Тщетно дочь умоляла, плакала – ей так и не удалось ничего добиться.

Тогда она попросила позволить ей увезти с собой тело матери, поклявшись всем, что есть у нее святого, отправить им требуемый выкуп или возвратиться к ним и стать их невольницей.

Горцы отказались, заявив, что они согласятся отдать ей тело старухи лишь на одном условии, а именно, если мать оставит им в залог своего ребенка.

Дочерняя любовь взяла верх над материнским чувством: мать оставила своего ребенка – с криками, рыданиями, слезами и страхами, но все же оставила.

Она вернулась в Тифлис, похоронила мать в освященной земле, как это желала старуха, и, поскольку ее семья совершенно разорилась после первого выкупа, стала ходить, облаченная в траур, из дома в дом и просить подаяние, чтобы таким образом собрать шестьсот рублей, которые требовали у нее лезгины за возвращение ей ребенка.

Нужные шестьсот рублей были собраны в течение одной недели.

Располагая этими деньгами, мать не пожелала медлить ни одного часа; она отправилась в путь пешком и добралась до аула, где оставался ребенок.
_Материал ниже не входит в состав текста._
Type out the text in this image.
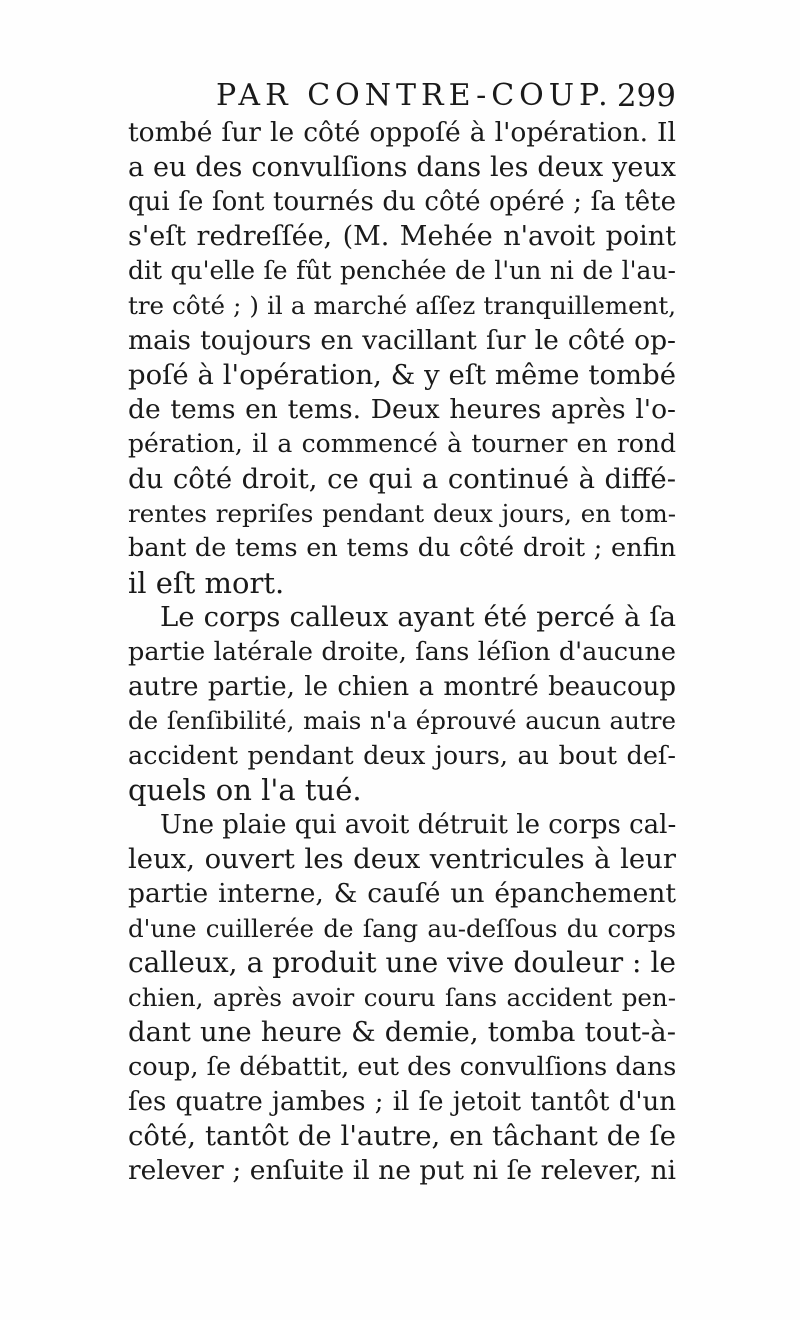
PAR CONTRE-COUP. 299
tombé ſur le côté oppoſé à l'opération. Il
a eu des convulſions dans les deux yeux
qui ſe ſont tournés du côté opéré ; ſa tête
s'eſt redreſſée, (M. Mehée n'avoit point
dit qu'elle ſe fût penchée de l'un ni de l'au-
tre côté ; ) il a marché aſſez tranquillement,
mais toujours en vacillant ſur le côté op-
poſé à l'opération, & y eſt même tombé
de tems en tems. Deux heures après l'o-
pération, il a commencé à tourner en rond
du côté droit, ce qui a continué à diffé-
rentes repriſes pendant deux jours, en tom-
bant de tems en tems du côté droit ; enfin
il eſt mort.
Le corps calleux ayant été percé à ſa
partie latérale droite, ſans léſion d'aucune
autre partie, le chien a montré beaucoup
de ſenſibilité, mais n'a éprouvé aucun autre
accident pendant deux jours, au bout deſ-
quels on l'a tué.
Une plaie qui avoit détruit le corps cal-
leux, ouvert les deux ventricules à leur
partie interne, & cauſé un épanchement
d'une cuillerée de ſang au-deſſous du corps
calleux, a produit une vive douleur : le
chien, après avoir couru ſans accident pen-
dant une heure & demie, tomba tout-à-
coup, ſe débattit, eut des convulſions dans
ſes quatre jambes ; il ſe jetoit tantôt d'un
côté, tantôt de l'autre, en tâchant de ſe
relever ; enſuite il ne put ni ſe relever, ni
Но там, поскольку сердце ее было разбито печалью, а тело было разбито усталостью, она упала, чтобы никогда больше уже не встать.

Через три дня после своего прихода в аул мученица скончалась.

Лезгины, верные своему обещанию, взяли шестьсот рублей и возвратили мать и дочь начальнику русских военных постов; мать похоронили, а ребенка передали экзарху.

Этот ребенок – та самая маленькая сирота, которую вы только что видели и которую княгиня Орбелиани удочерила.

Так что, как видите, я был прав, говоря вам на ухо: «Посмотрите внимательно на эту маленькую девочку».

XXXIX. ПИСЬМО

Ровно в три часа дня мы явились к князю Барятинскому.

Хотя князь Барятинский носит одно из самых знаменитых русских имен – его род происходит от святого Михаила Черниговского, потомка Рюрика в двенадцатом колене и святого Владимира в восьмом, – он всем обязан лишь самому себе.

При императоре Николае он долгое время находился в немилости, несмотря на любовь, которую питал к нему наследник престола, а может быть, как раз вследствие этой любви.

В чине поручика он прибыл на Кавказ, императорским наместником и единоличным правителем которого ему было предначертано однажды стать, и командовал сначала сотней линейных казаков, затем батальоном и, наконец, Кабардинским полком. Будучи командиром этого полка, он создал команду тех знаменитых кабардинских охотников, с которыми в Хасав-Юрте мы ходили в ночную экспедицию, о чем уже было рассказано выше, потом стал начальником штаба при Муравьеве, затем, в свою очередь, стал полным генералом, подал в отставку, вернулся в Петербург и, наконец, с восшествием на престол нового императора вернулся в Тифлис как наместник Кавказа.

Ему около сорока двух лет, у него красивая внешность и чрезвычайно приятный голос, которым он очень остроумно рассказывает как свои собственные воспоминания, так и чужие забавные истории; он приветлив и любезен, хотя и остается всегда знатным вельможей, что следует подчеркнуть особо. Как сейчас станет понятно, такая мягкость не исключает в нем громадной энергии.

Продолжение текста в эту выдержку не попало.